SCARBOROUGH, C.J., and STOWERS, J., concur.
NOTES
[1]  Western Bank further contends that Matherly had no competing security interest in the equipment because of noncompliance with the UCC in repossession and disposition of the collateral. However unnecessary to its decision, the trial court found that Matherly properly took possession of the personal property pursuant to the security agreement. There is substantial evidence that Matherly's possession of the equipment was proper under Section 55-9-503, which allows the secured party the right to possession of the collateral upon default. The trial court further found that Matherly sold the collateral and the real property to MacAllister in a commercially reasonable manner. Section 55-9-504(3) permitted the sale of the collateral in the private sale which was accomplished by agreement between Matherly and MacAllister. Pursuant to Section 55-9-504(4), such sale "discharges the security interest under which it is made and any security interest or lien subordinate thereto." The Western Bank security interest was subordinate to the Matherly security interest.
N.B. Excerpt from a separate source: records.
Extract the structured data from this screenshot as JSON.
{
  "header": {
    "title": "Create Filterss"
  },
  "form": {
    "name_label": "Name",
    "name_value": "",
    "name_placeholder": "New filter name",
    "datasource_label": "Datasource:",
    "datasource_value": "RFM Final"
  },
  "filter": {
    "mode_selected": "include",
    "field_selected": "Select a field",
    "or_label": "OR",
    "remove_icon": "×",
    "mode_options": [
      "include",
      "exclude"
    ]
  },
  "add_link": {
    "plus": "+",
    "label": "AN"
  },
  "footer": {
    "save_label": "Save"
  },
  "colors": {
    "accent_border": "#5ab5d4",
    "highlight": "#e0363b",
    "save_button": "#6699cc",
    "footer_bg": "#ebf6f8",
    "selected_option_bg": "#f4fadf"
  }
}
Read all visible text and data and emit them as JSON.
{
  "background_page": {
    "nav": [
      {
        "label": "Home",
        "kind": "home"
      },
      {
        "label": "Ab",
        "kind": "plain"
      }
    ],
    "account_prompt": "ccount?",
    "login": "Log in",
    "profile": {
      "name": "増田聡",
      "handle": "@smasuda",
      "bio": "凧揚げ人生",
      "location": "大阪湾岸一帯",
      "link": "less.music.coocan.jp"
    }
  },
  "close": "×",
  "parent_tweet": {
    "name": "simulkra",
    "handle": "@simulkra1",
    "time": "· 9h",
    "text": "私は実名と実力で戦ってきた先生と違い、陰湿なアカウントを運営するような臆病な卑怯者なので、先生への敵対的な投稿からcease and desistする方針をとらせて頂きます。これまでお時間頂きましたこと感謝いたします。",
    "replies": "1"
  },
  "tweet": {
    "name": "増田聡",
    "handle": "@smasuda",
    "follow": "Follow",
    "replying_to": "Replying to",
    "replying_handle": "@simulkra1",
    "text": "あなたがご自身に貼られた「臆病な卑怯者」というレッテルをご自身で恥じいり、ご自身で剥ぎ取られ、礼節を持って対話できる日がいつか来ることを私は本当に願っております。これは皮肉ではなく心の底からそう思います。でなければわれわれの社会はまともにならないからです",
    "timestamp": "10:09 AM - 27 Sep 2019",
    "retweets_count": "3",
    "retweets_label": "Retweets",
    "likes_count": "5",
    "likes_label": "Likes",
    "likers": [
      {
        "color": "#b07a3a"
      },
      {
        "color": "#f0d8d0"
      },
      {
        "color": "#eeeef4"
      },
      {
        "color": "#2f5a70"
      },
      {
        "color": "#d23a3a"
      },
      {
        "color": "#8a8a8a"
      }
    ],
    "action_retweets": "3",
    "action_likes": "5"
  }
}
[2]  Western Bank's analysis fails to recognize the fact that Matherly had two separate agreements in effect with Merkling-Bell, i.e., an escrow agreement and a security agreement that created an additional interest in the equipment. In fact, the escrow agreement provided that the "security agreement shall be in addition to the security provided by this agreement... ." (Emphasis added.) It does not appear as though the parties intended that foreclosure of the security interest and cancellation of the agreement would be mutually exclusive remedies. "A secured creditor is not required to elect a remedy. He can take any permitted action or combination of actions." Citicorp Homeowners, Inc. v. Western Surety Co., 131 Ariz. 334, 336, 641 P.2d 248, 250 (Ariz. App. 1981); accord Ruidoso State Bank v. Garcia, 92 N.M. 288, 587 P.2d 435 (1978) (the purpose of Section 55-9-501 is to abolish the doctrine of election of remedies).